The first Rafales have finally arrived in India, after an extraordinarily long and bumpy process. Dassault handed over three aircraft to India in November, although these remained in France for training purposes. Five aircraft left France earlier this week, and arrived in India after a brief stop in the UAE. The first five aircraft include three single seat and two twin seat fighters.
India’s effort to acquire Dassault Rafale fighters from France is an epic worthy of Turold or Valmiki. Originally, India sought a co-productive arrangement with France that would have included technology transfer and a total of at least 126 fighters. This would have modernized both the existing stocks of the Indian Air Force and the technical capabilities of Hindustan Aeronautics Limited, which would have assembled over a hundred of the aircraft. The big deal was replaced by a small deal, in which France would supply 36 aircraft “off the shelf” without any technology transfer. Even that deal ran into trouble, with India hedging and delaying before finally giving the formal go ahead in the autumn of 2016.

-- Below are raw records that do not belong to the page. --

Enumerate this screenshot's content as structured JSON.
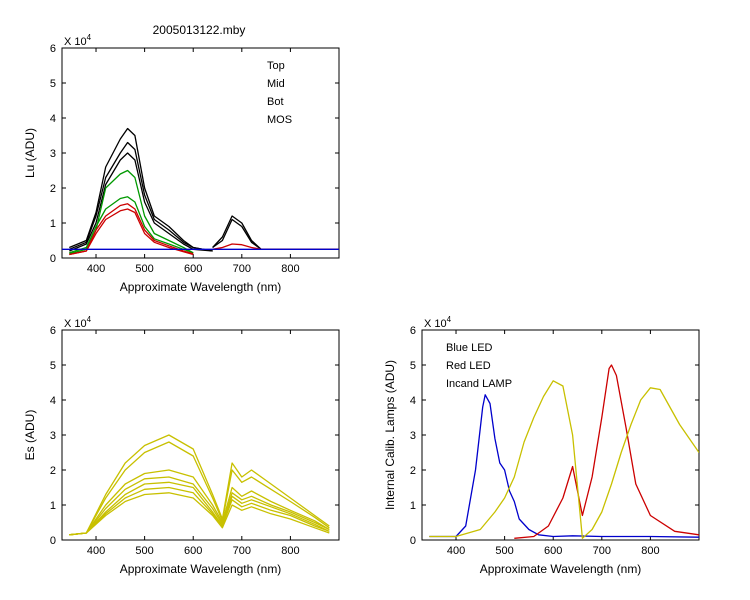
{
  "page_title": "2005013122.mby",
  "chart_data": [
    {
      "type": "line",
      "id": "lu",
      "xlabel": "Approximate Wavelength (nm)",
      "ylabel": "Lu (ADU)",
      "exponent_label": "X 10",
      "exponent_power": "4",
      "xlim": [
        330,
        900
      ],
      "ylim": [
        0,
        6
      ],
      "xticks": [
        400,
        500,
        600,
        700,
        800
      ],
      "yticks": [
        0,
        1,
        2,
        3,
        4,
        5,
        6
      ],
      "legend_position": "top-right",
      "legend": [
        {
          "label": "Top",
          "color": "#000000"
        },
        {
          "label": "Mid",
          "color": "#cc0000"
        },
        {
          "label": "Bot",
          "color": "#009900"
        },
        {
          "label": "MOS",
          "color": "#0000cc"
        }
      ],
      "series": [
        {
          "color": "#000000",
          "x": [
            345,
            380,
            400,
            420,
            450,
            465,
            480,
            500,
            520,
            550,
            580,
            600,
            640
          ],
          "y": [
            0.3,
            0.5,
            1.3,
            2.6,
            3.4,
            3.7,
            3.5,
            2.0,
            1.2,
            0.9,
            0.5,
            0.3,
            0.2
          ]
        },
        {
          "color": "#000000",
          "x": [
            345,
            380,
            400,
            420,
            450,
            465,
            480,
            500,
            520,
            550,
            580,
            600,
            640
          ],
          "y": [
            0.25,
            0.45,
            1.2,
            2.3,
            3.0,
            3.3,
            3.1,
            1.8,
            1.1,
            0.8,
            0.45,
            0.3,
            0.2
          ]
        },
        {
          "color": "#000000",
          "x": [
            345,
            380,
            400,
            420,
            450,
            465,
            480,
            500,
            520,
            550,
            580,
            600,
            640
          ],
          "y": [
            0.2,
            0.4,
            1.0,
            2.1,
            2.8,
            3.0,
            2.8,
            1.6,
            1.0,
            0.7,
            0.4,
            0.25,
            0.2
          ]
        },
        {
          "color": "#000000",
          "x": [
            640,
            660,
            680,
            700,
            720,
            740,
            900
          ],
          "y": [
            0.3,
            0.6,
            1.2,
            1.0,
            0.5,
            0.25,
            0.25
          ]
        },
        {
          "color": "#000000",
          "x": [
            640,
            660,
            680,
            700,
            720,
            740,
            900
          ],
          "y": [
            0.3,
            0.5,
            1.1,
            0.9,
            0.45,
            0.25,
            0.25
          ]
        },
        {
          "color": "#009900",
          "x": [
            345,
            380,
            400,
            420,
            450,
            465,
            480,
            500,
            520,
            550,
            580,
            600
          ],
          "y": [
            0.15,
            0.3,
            0.9,
            1.4,
            1.7,
            1.75,
            1.6,
            0.9,
            0.55,
            0.4,
            0.25,
            0.15
          ]
        },
        {
          "color": "#009900",
          "x": [
            345,
            380,
            400,
            420,
            450,
            465,
            480,
            500,
            520,
            550,
            580,
            600
          ],
          "y": [
            0.12,
            0.25,
            0.8,
            2.0,
            2.4,
            2.5,
            2.3,
            1.2,
            0.7,
            0.5,
            0.3,
            0.15
          ]
        },
        {
          "color": "#cc0000",
          "x": [
            345,
            380,
            400,
            420,
            450,
            465,
            480,
            500,
            520,
            550,
            580,
            600
          ],
          "y": [
            0.1,
            0.2,
            0.8,
            1.2,
            1.5,
            1.55,
            1.4,
            0.8,
            0.5,
            0.35,
            0.2,
            0.12
          ]
        },
        {
          "color": "#cc0000",
          "x": [
            345,
            380,
            400,
            420,
            450,
            465,
            480,
            500,
            520,
            550,
            580,
            600
          ],
          "y": [
            0.1,
            0.2,
            0.7,
            1.1,
            1.35,
            1.4,
            1.3,
            0.7,
            0.45,
            0.3,
            0.18,
            0.1
          ]
        },
        {
          "color": "#cc0000",
          "x": [
            640,
            660,
            680,
            700,
            720,
            740,
            900
          ],
          "y": [
            0.25,
            0.3,
            0.4,
            0.38,
            0.3,
            0.25,
            0.25
          ]
        },
        {
          "color": "#0000cc",
          "x": [
            330,
            900
          ],
          "y": [
            0.25,
            0.25
          ]
        }
      ]
    },
    {
      "type": "line",
      "id": "es",
      "xlabel": "Approximate Wavelength (nm)",
      "ylabel": "Es (ADU)",
      "exponent_label": "X 10",
      "exponent_power": "4",
      "xlim": [
        330,
        900
      ],
      "ylim": [
        0,
        6
      ],
      "xticks": [
        400,
        500,
        600,
        700,
        800
      ],
      "yticks": [
        0,
        1,
        2,
        3,
        4,
        5,
        6
      ],
      "series_color": "#c8c000",
      "series": [
        {
          "x": [
            345,
            380,
            420,
            460,
            500,
            550,
            600,
            640,
            660,
            680,
            700,
            720,
            760,
            800,
            850,
            880
          ],
          "y": [
            0.15,
            0.2,
            1.3,
            2.2,
            2.7,
            3.0,
            2.6,
            1.3,
            0.6,
            2.2,
            1.8,
            2.0,
            1.6,
            1.2,
            0.7,
            0.4
          ]
        },
        {
          "x": [
            345,
            380,
            420,
            460,
            500,
            550,
            600,
            640,
            660,
            680,
            700,
            720,
            760,
            800,
            850,
            880
          ],
          "y": [
            0.15,
            0.2,
            1.2,
            2.0,
            2.5,
            2.8,
            2.4,
            1.2,
            0.55,
            2.0,
            1.65,
            1.8,
            1.45,
            1.1,
            0.65,
            0.35
          ]
        },
        {
          "x": [
            345,
            380,
            420,
            460,
            500,
            550,
            600,
            640,
            660,
            680,
            700,
            720,
            760,
            800,
            850,
            880
          ],
          "y": [
            0.15,
            0.2,
            1.0,
            1.6,
            1.9,
            2.0,
            1.8,
            1.0,
            0.5,
            1.5,
            1.25,
            1.4,
            1.1,
            0.85,
            0.55,
            0.3
          ]
        },
        {
          "x": [
            345,
            380,
            420,
            460,
            500,
            550,
            600,
            640,
            660,
            680,
            700,
            720,
            760,
            800,
            850,
            880
          ],
          "y": [
            0.15,
            0.2,
            0.9,
            1.45,
            1.75,
            1.8,
            1.6,
            0.9,
            0.45,
            1.35,
            1.15,
            1.25,
            1.0,
            0.8,
            0.5,
            0.3
          ]
        },
        {
          "x": [
            345,
            380,
            420,
            460,
            500,
            550,
            600,
            640,
            660,
            680,
            700,
            720,
            760,
            800,
            850,
            880
          ],
          "y": [
            0.15,
            0.2,
            0.8,
            1.3,
            1.6,
            1.65,
            1.5,
            0.8,
            0.4,
            1.25,
            1.05,
            1.15,
            0.95,
            0.75,
            0.45,
            0.25
          ]
        },
        {
          "x": [
            345,
            380,
            420,
            460,
            500,
            550,
            600,
            640,
            660,
            680,
            700,
            720,
            760,
            800,
            850,
            880
          ],
          "y": [
            0.15,
            0.2,
            0.75,
            1.2,
            1.45,
            1.5,
            1.35,
            0.75,
            0.4,
            1.15,
            0.95,
            1.05,
            0.85,
            0.7,
            0.4,
            0.25
          ]
        },
        {
          "x": [
            345,
            380,
            420,
            460,
            500,
            550,
            600,
            640,
            660,
            680,
            700,
            720,
            760,
            800,
            850,
            880
          ],
          "y": [
            0.15,
            0.2,
            0.7,
            1.1,
            1.3,
            1.35,
            1.2,
            0.7,
            0.35,
            1.0,
            0.85,
            0.95,
            0.75,
            0.6,
            0.35,
            0.2
          ]
        }
      ]
    },
    {
      "type": "line",
      "id": "lamps",
      "xlabel": "Approximate Wavelength (nm)",
      "ylabel": "Internal Calib. Lamps (ADU)",
      "exponent_label": "X 10",
      "exponent_power": "4",
      "xlim": [
        330,
        900
      ],
      "ylim": [
        0,
        6
      ],
      "xticks": [
        400,
        500,
        600,
        700,
        800
      ],
      "yticks": [
        0,
        1,
        2,
        3,
        4,
        5,
        6
      ],
      "legend_position": "top-left",
      "series": [
        {
          "name": "Blue LED",
          "color": "#0000cc",
          "x": [
            345,
            400,
            420,
            440,
            455,
            460,
            470,
            480,
            490,
            500,
            510,
            520,
            530,
            550,
            570,
            600,
            640,
            700,
            800,
            900
          ],
          "y": [
            0.1,
            0.1,
            0.4,
            2.0,
            3.8,
            4.15,
            3.9,
            2.9,
            2.2,
            2.0,
            1.4,
            1.1,
            0.6,
            0.3,
            0.15,
            0.1,
            0.12,
            0.1,
            0.1,
            0.08
          ]
        },
        {
          "name": "Red LED",
          "color": "#cc0000",
          "x": [
            520,
            560,
            590,
            620,
            640,
            660,
            680,
            700,
            715,
            720,
            730,
            750,
            770,
            800,
            850,
            900
          ],
          "y": [
            0.05,
            0.1,
            0.4,
            1.2,
            2.1,
            0.7,
            1.8,
            3.5,
            4.9,
            5.0,
            4.7,
            3.2,
            1.6,
            0.7,
            0.25,
            0.15
          ]
        },
        {
          "name": "Incand LAMP",
          "color": "#c8c000",
          "x": [
            345,
            400,
            450,
            480,
            500,
            520,
            540,
            560,
            580,
            600,
            620,
            640,
            660,
            680,
            700,
            720,
            740,
            760,
            780,
            800,
            820,
            860,
            900
          ],
          "y": [
            0.1,
            0.1,
            0.3,
            0.8,
            1.2,
            1.8,
            2.8,
            3.5,
            4.1,
            4.55,
            4.4,
            3.0,
            0.05,
            0.3,
            0.8,
            1.6,
            2.5,
            3.3,
            4.0,
            4.35,
            4.3,
            3.3,
            2.5
          ]
        }
      ]
    }
  ]
}
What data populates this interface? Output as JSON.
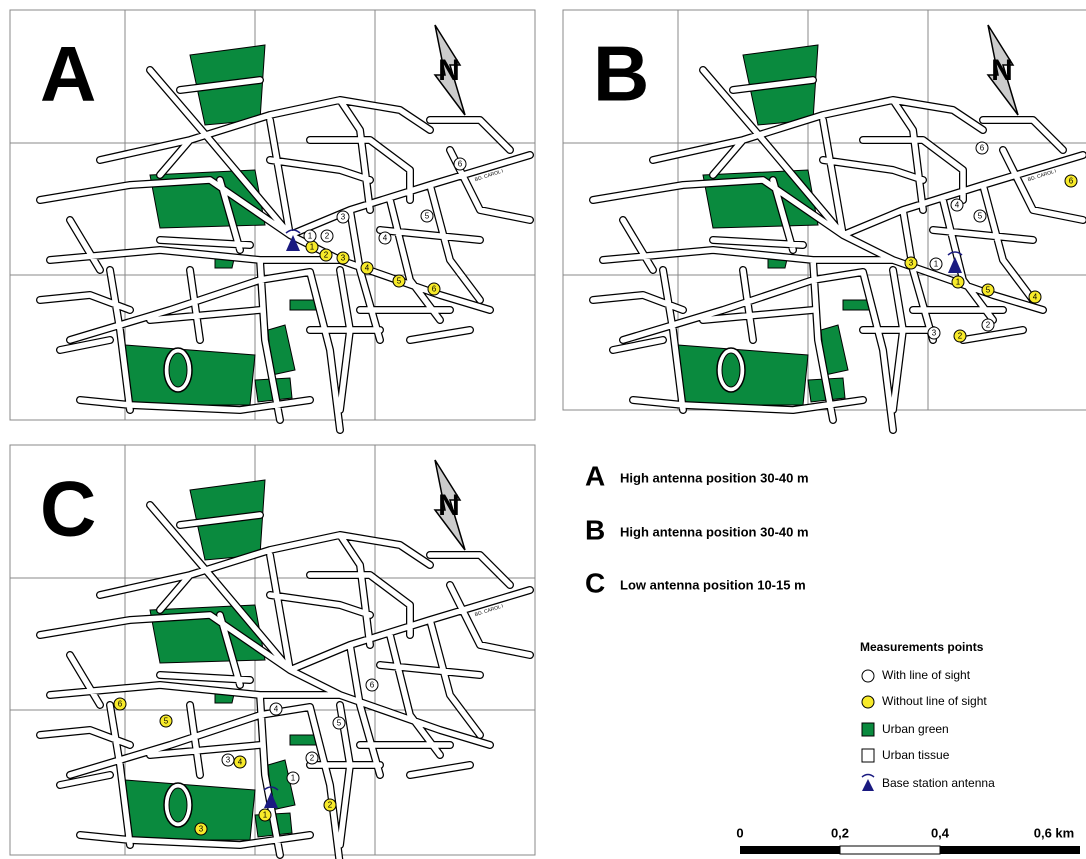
{
  "panels": [
    {
      "letter": "A",
      "street": "BD. CAROL I",
      "north": "N",
      "points": [
        {
          "label": "1",
          "type": "nlos"
        },
        {
          "label": "1",
          "type": "los"
        },
        {
          "label": "2",
          "type": "nlos"
        },
        {
          "label": "2",
          "type": "los"
        },
        {
          "label": "3",
          "type": "nlos"
        },
        {
          "label": "3",
          "type": "los"
        },
        {
          "label": "4",
          "type": "nlos"
        },
        {
          "label": "4",
          "type": "los"
        },
        {
          "label": "5",
          "type": "nlos"
        },
        {
          "label": "5",
          "type": "los"
        },
        {
          "label": "6",
          "type": "nlos"
        },
        {
          "label": "6",
          "type": "los"
        }
      ]
    },
    {
      "letter": "B",
      "street": "BD. CAROL I",
      "north": "N",
      "points": [
        {
          "label": "1",
          "type": "nlos"
        },
        {
          "label": "1",
          "type": "los"
        },
        {
          "label": "2",
          "type": "nlos"
        },
        {
          "label": "2",
          "type": "los"
        },
        {
          "label": "3",
          "type": "nlos"
        },
        {
          "label": "3",
          "type": "los"
        },
        {
          "label": "4",
          "type": "nlos"
        },
        {
          "label": "4",
          "type": "los"
        },
        {
          "label": "5",
          "type": "nlos"
        },
        {
          "label": "5",
          "type": "los"
        },
        {
          "label": "6",
          "type": "nlos"
        },
        {
          "label": "6",
          "type": "los"
        }
      ]
    },
    {
      "letter": "C",
      "street": "BD. CAROL I",
      "north": "N",
      "points": [
        {
          "label": "1",
          "type": "nlos"
        },
        {
          "label": "1",
          "type": "los"
        },
        {
          "label": "2",
          "type": "nlos"
        },
        {
          "label": "2",
          "type": "los"
        },
        {
          "label": "3",
          "type": "nlos"
        },
        {
          "label": "3",
          "type": "los"
        },
        {
          "label": "4",
          "type": "nlos"
        },
        {
          "label": "4",
          "type": "los"
        },
        {
          "label": "5",
          "type": "nlos"
        },
        {
          "label": "5",
          "type": "los"
        },
        {
          "label": "6",
          "type": "nlos"
        },
        {
          "label": "6",
          "type": "los"
        }
      ]
    }
  ],
  "scenarios": [
    {
      "letter": "A",
      "text": "High antenna position 30-40 m"
    },
    {
      "letter": "B",
      "text": "High antenna position 30-40 m"
    },
    {
      "letter": "C",
      "text": "Low antenna position 10-15 m"
    }
  ],
  "legend": {
    "title": "Measurements points",
    "items": [
      "With line of sight",
      "Without line of sight",
      "Urban green",
      "Urban tissue",
      "Base station antenna"
    ]
  },
  "scale": {
    "labels": [
      "0",
      "0,2",
      "0,4",
      "0,6 km"
    ]
  }
}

These difficulties proved deeply frustrating to France, at one point threatening to put the entire defense relationship at risk. They also highlighted dysfunction within India’s defense establishment, which over the past decade has seemed incapable of settling on an answer to how to manage its inevitable fighter shortage. The Rafales will serve to patch existing gaps in the Indian Air Force’s fighter fleet that have come about because of retirements to older MiG-21s and MiG-27s. These gaps were foreseen for a long time, but India has struggled to make effective decisions on its fighter fleet, continuing to pursue the HAL Tejas (regarded as insufficient by most aviation analysts) and breaking an agreement with Russia to co-develop the Su-57 Felon stealth fighter. Tensions with both Pakistan and China (the former of which resulted in the loss of an Indian fighter jet during a cross-border strike) have brought the problem into stark relief.
France is still open to sending additional Rafales to India. Tensions with China may make New Delhi more flexible about acquiring more aircraft from a politically uncomplicated partner such as France. The United States has also expressed interest and willingness to export modern fighters to India, including possibly the F-15EX. But all of this depends upon making the acquisition process in India more accessible and coherent, and more in line with India’s long-term strategic goals.